With Notice and Opportunity to Respond, PTAB May Raise New Patentability Issues Based on Art of Record

By on April 23, 2020

In an opinion concerning the notice provisions of the Administrative Procedure Act (APA), the US Court of Appeals for the Federal Circuit held that the Patent Trial and Appeal Board (PTAB) may identify a new patentability issue regarding proposed substitute claims based on prior art of record—but must first notify the parties and provide an opportunity to respond. Nike, Inc. v. Adidas AG, Case No. 20-1262 (Fed. Cir. Apr. 9, 2020) (Stoll, J.).

The decision is part of a long-running battle between Nike and Adidas that began in 2012, when Adidas filed a petition for inter partes review (IPR) of a patent owned by Nike. Nike subsequently filed a motion to cancel the existing claims and substitute new claims. Particularly relevant is a new claim that recites a knit textile upper element of a shoe containing “apertures” that can be used to receive laces and that are “formed by omitting stitches” in the knit textile.

The PTAB earlier denied Nike’s request to substitute the new claims, holding that the claims were obvious over three prior art patents identified by Adidas. Nike appealed, and the Federal Circuit vacated and remanded the decision, finding that the PTAB did not properly consider some of Nike’s arguments. IP Update, Vol. 21, No. 8.

On remand, the PTAB articulated a new theory of invalidity based in part on a prior art knitting technology handbook (“Spencer”) that was of record but not earlier relied upon by either party. The PTAB acknowledged that none of the three references that Adidas relied upon disclosed apertures “formed by omitting stitches” as required by the new claim, but found that Spencer “demonstrates that skipping stitches to form apertures was a well-known technique.” Nike again appealed, asserting that the PTAB violated the APA notice provisions (5 U.S.C. §§ 554(b)(3) and (c)(1)) by failing to give notice that it would rely on Spencer.

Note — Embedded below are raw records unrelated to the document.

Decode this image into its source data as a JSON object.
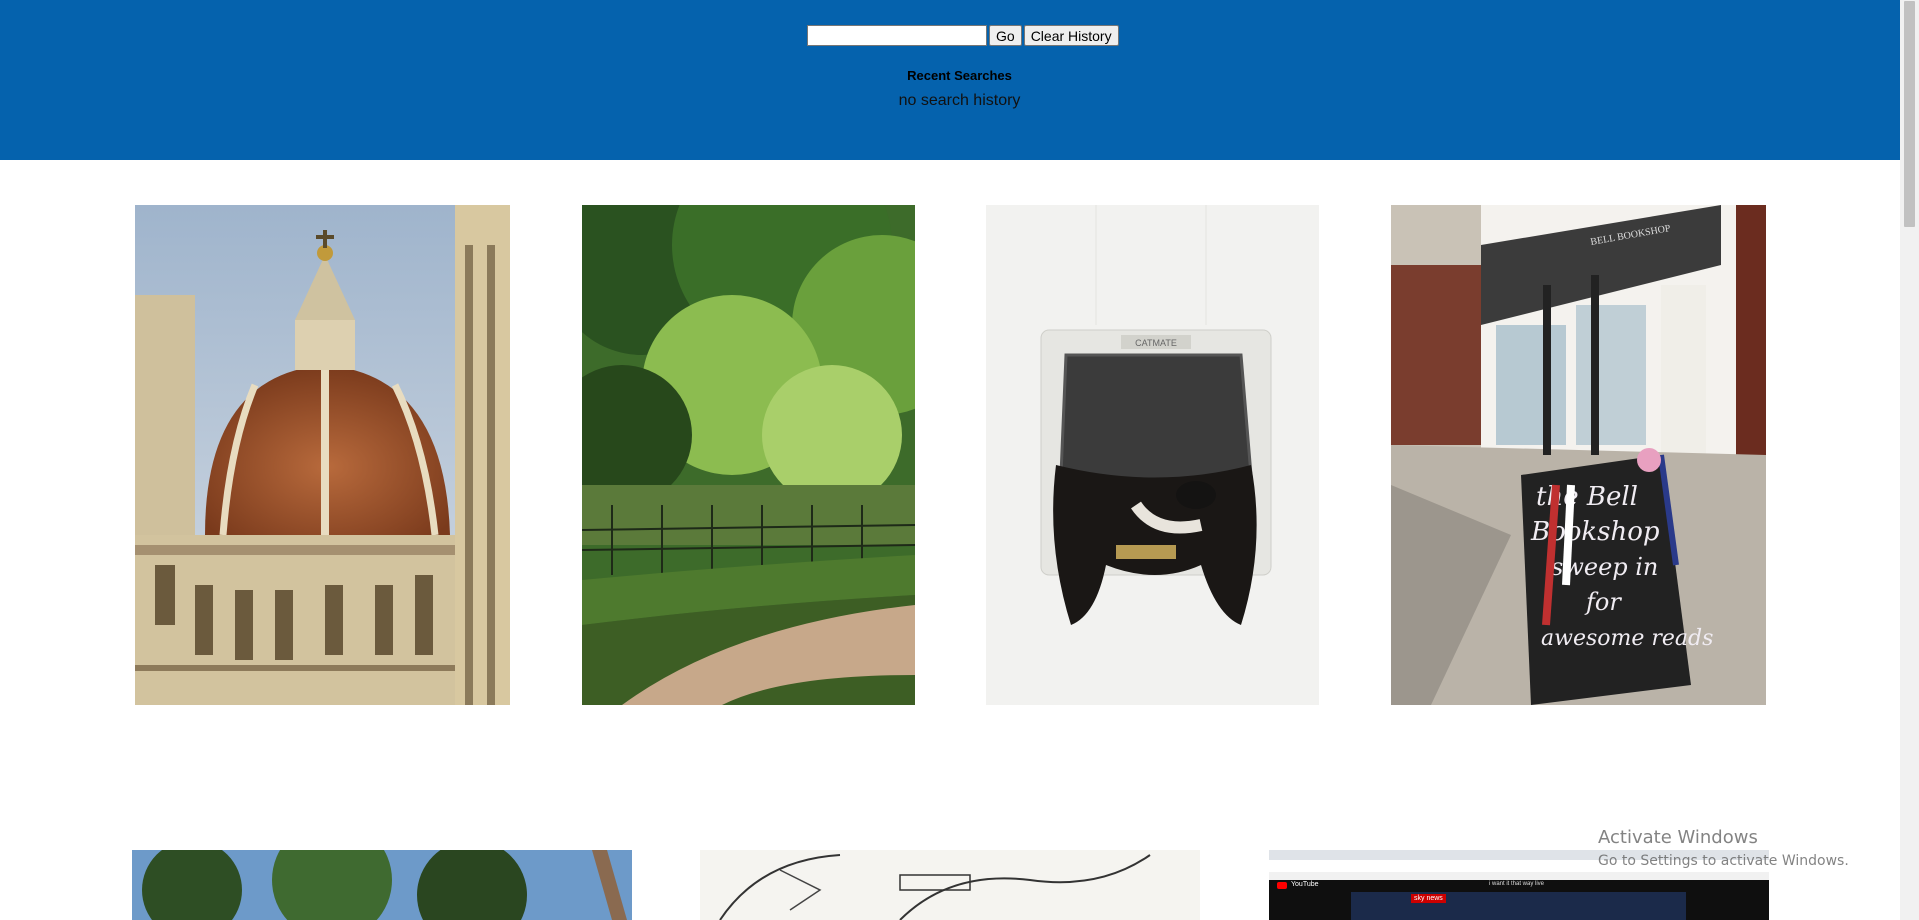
{
  "header": {
    "search_value": "",
    "go_label": "Go",
    "clear_label": "Clear History",
    "recent_title": "Recent Searches",
    "empty_message": "no search history",
    "background_color": "#0562ad"
  },
  "gallery": [
    {
      "name": "photo-florence-cathedral-dome",
      "subject": "Florence cathedral dome"
    },
    {
      "name": "photo-forest-path",
      "subject": "forest path with trees"
    },
    {
      "name": "photo-dog-cat-flap",
      "subject": "dog head through a cat flap"
    },
    {
      "name": "photo-bell-bookshop",
      "subject": "bookshop storefront with chalkboard sign"
    },
    {
      "name": "photo-trees-sky",
      "subject": "trees against the sky"
    },
    {
      "name": "photo-sketch-drawing",
      "subject": "pencil sketch"
    },
    {
      "name": "photo-screenshot-youtube",
      "subject": "screenshot of a browser with YouTube"
    }
  ],
  "photo_text": {
    "catflap_brand": "CATMATE",
    "bookshop_sign": "BELL BOOKSHOP",
    "sign_line1": "the Bell",
    "sign_line2": "Bookshop",
    "sign_line3": "sweep in",
    "sign_line4": "for",
    "sign_line5": "awesome reads",
    "youtube_label": "YouTube",
    "youtube_search": "i want it that way live",
    "sky_news": "sky news"
  },
  "watermark": {
    "line1": "Activate Windows",
    "line2": "Go to Settings to activate Windows."
  }
}
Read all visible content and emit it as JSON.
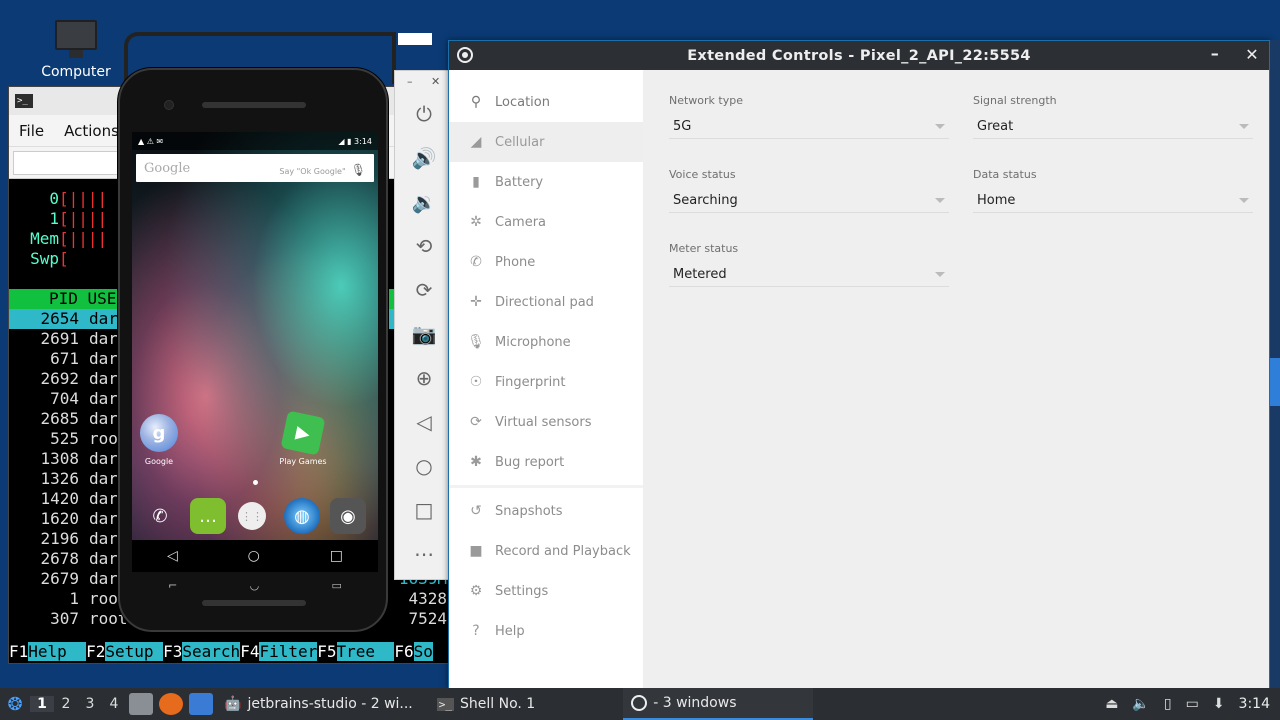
{
  "desktop": {
    "computer_label": "Computer"
  },
  "terminal": {
    "menu": [
      "File",
      "Actions"
    ],
    "meters": [
      {
        "label": "0",
        "bar": "[||||"
      },
      {
        "label": "1",
        "bar": "[||||"
      },
      {
        "label": "Mem",
        "bar": "[||||"
      },
      {
        "label": "Swp",
        "bar": "["
      }
    ],
    "header": "PID USE",
    "rows": [
      {
        "pid": "2654",
        "user": "dar"
      },
      {
        "pid": "2691",
        "user": "dar"
      },
      {
        "pid": "671",
        "user": "dar"
      },
      {
        "pid": "2692",
        "user": "dar"
      },
      {
        "pid": "704",
        "user": "dar"
      },
      {
        "pid": "2685",
        "user": "dar"
      },
      {
        "pid": "525",
        "user": "roo"
      },
      {
        "pid": "1308",
        "user": "dar"
      },
      {
        "pid": "1326",
        "user": "dar"
      },
      {
        "pid": "1420",
        "user": "dar"
      },
      {
        "pid": "1620",
        "user": "dar"
      },
      {
        "pid": "2196",
        "user": "dar"
      },
      {
        "pid": "2678",
        "user": "dar"
      },
      {
        "pid": "2679",
        "user": "dar"
      },
      {
        "pid": "1",
        "user": "roo"
      },
      {
        "pid": "307",
        "user": "root"
      }
    ],
    "right_values": [
      "1639M",
      "4328",
      "7524"
    ],
    "fkeys": [
      {
        "key": "F1",
        "label": "Help  "
      },
      {
        "key": "F2",
        "label": "Setup "
      },
      {
        "key": "F3",
        "label": "Search"
      },
      {
        "key": "F4",
        "label": "Filter"
      },
      {
        "key": "F5",
        "label": "Tree  "
      },
      {
        "key": "F6",
        "label": "So"
      }
    ]
  },
  "phone": {
    "status_time": "3:14",
    "search_logo": "Google",
    "search_hint": "Say \"Ok Google\"",
    "apps": [
      {
        "name": "Google",
        "glyph": "g",
        "color": "#4a7fd8"
      },
      {
        "name": "Play Games",
        "glyph": "▶",
        "color": "#3fbf4f"
      }
    ],
    "dock": [
      {
        "icon": "phone-icon",
        "glyph": "✆",
        "color": "#1f8fe8"
      },
      {
        "icon": "messages-icon",
        "glyph": "…",
        "color": "#7fbf2f"
      },
      {
        "icon": "app-drawer-icon",
        "glyph": "⋮⋮",
        "color": "#eeeeee"
      },
      {
        "icon": "browser-icon",
        "glyph": "◍",
        "color": "#1e6fbf"
      },
      {
        "icon": "camera-icon",
        "glyph": "◉",
        "color": "#555555"
      }
    ],
    "nav": [
      "◁",
      "○",
      "□"
    ]
  },
  "ext": {
    "title": "Extended Controls - Pixel_2_API_22:5554",
    "nav": [
      {
        "label": "Location",
        "icon": "location-icon",
        "glyph": "⚲"
      },
      {
        "label": "Cellular",
        "icon": "cellular-icon",
        "glyph": "◢"
      },
      {
        "label": "Battery",
        "icon": "battery-icon",
        "glyph": "▮"
      },
      {
        "label": "Camera",
        "icon": "camera-icon",
        "glyph": "✲"
      },
      {
        "label": "Phone",
        "icon": "phone-icon",
        "glyph": "✆"
      },
      {
        "label": "Directional pad",
        "icon": "dpad-icon",
        "glyph": "✛"
      },
      {
        "label": "Microphone",
        "icon": "microphone-icon",
        "glyph": "🎙"
      },
      {
        "label": "Fingerprint",
        "icon": "fingerprint-icon",
        "glyph": "☉"
      },
      {
        "label": "Virtual sensors",
        "icon": "sensors-icon",
        "glyph": "⟳"
      },
      {
        "label": "Bug report",
        "icon": "bug-icon",
        "glyph": "✱"
      },
      {
        "label": "Snapshots",
        "icon": "snapshots-icon",
        "glyph": "↺"
      },
      {
        "label": "Record and Playback",
        "icon": "record-icon",
        "glyph": "■"
      },
      {
        "label": "Settings",
        "icon": "settings-icon",
        "glyph": "⚙"
      },
      {
        "label": "Help",
        "icon": "help-icon",
        "glyph": "?"
      }
    ],
    "fields": {
      "network_type": {
        "label": "Network type",
        "value": "5G"
      },
      "signal_strength": {
        "label": "Signal strength",
        "value": "Great"
      },
      "voice_status": {
        "label": "Voice status",
        "value": "Searching"
      },
      "data_status": {
        "label": "Data status",
        "value": "Home"
      },
      "meter_status": {
        "label": "Meter status",
        "value": "Metered"
      }
    }
  },
  "taskbar": {
    "workspaces": [
      "1",
      "2",
      "3",
      "4"
    ],
    "tasks": [
      {
        "label": "jetbrains-studio - 2 wi...",
        "icon": "android-icon"
      },
      {
        "label": "Shell No. 1",
        "icon": "terminal-icon"
      },
      {
        "label": "- 3 windows",
        "icon": "emulator-icon"
      }
    ],
    "clock": "3:14"
  }
}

The Federal Circuit agreed with Nike, and vacated and remanded to provide Nike with an opportunity to respond to the PTAB’s theory. The Court first explained that it was not error for the PTAB to rely on Spencer, reasoning that “it makes little sense to limit the Board, in its role with the agency responsible for issuing patents, to the petitioner’s arguments,” particularly if a petitioner does not oppose a motion to amend, as “the Patent Office would [then] be left with no ability to examine new claims.” Accordingly, the Court held that “the Board may sua sponte identify a patentability issue for a proposed substitute claim based on the prior art of record.”

However, the Federal Circuit found that the PTAB erred by failing to provide Nike with notice of its intent to rely on Spencer. In doing so, the Court discussed several of its prior decisions interpreting the APA notice provisions in the context of IPR proceedings. For example, citing its own precedent, the Court noted that “an agency may not change theories in midstream without giving respondents reasonable notice of the change and the opportunity to present argument under the new theory.” Moreover, the PTAB “must base its decision on arguments that were advanced by a party, and to which the opposing party was given a chance to respond.” Although these decisions did not involve a motion to amend, the Court found “no reason why their holdings and principles regarding fair notice and an opportunity to respond would not apply to all aspects of an IPR proceeding.” The Court held that the PTAB violated these principles, because its decision “rest[ed] exclusively on an argument that the Board itself raised, addressed, and decided in its decision on remand, thereby depriving Nike of notice or an opportunity to be heard at a meaningful point in the proceedings.”

Practice Note: Care should be taken in selecting (and challenging) prior art references in IPR proceedings, as the Federal Circuit confirmed that the PTAB may sua sponte identify validity issues based on any references that are on the record—so long as the affected party is provided notice and an opportunity to respond.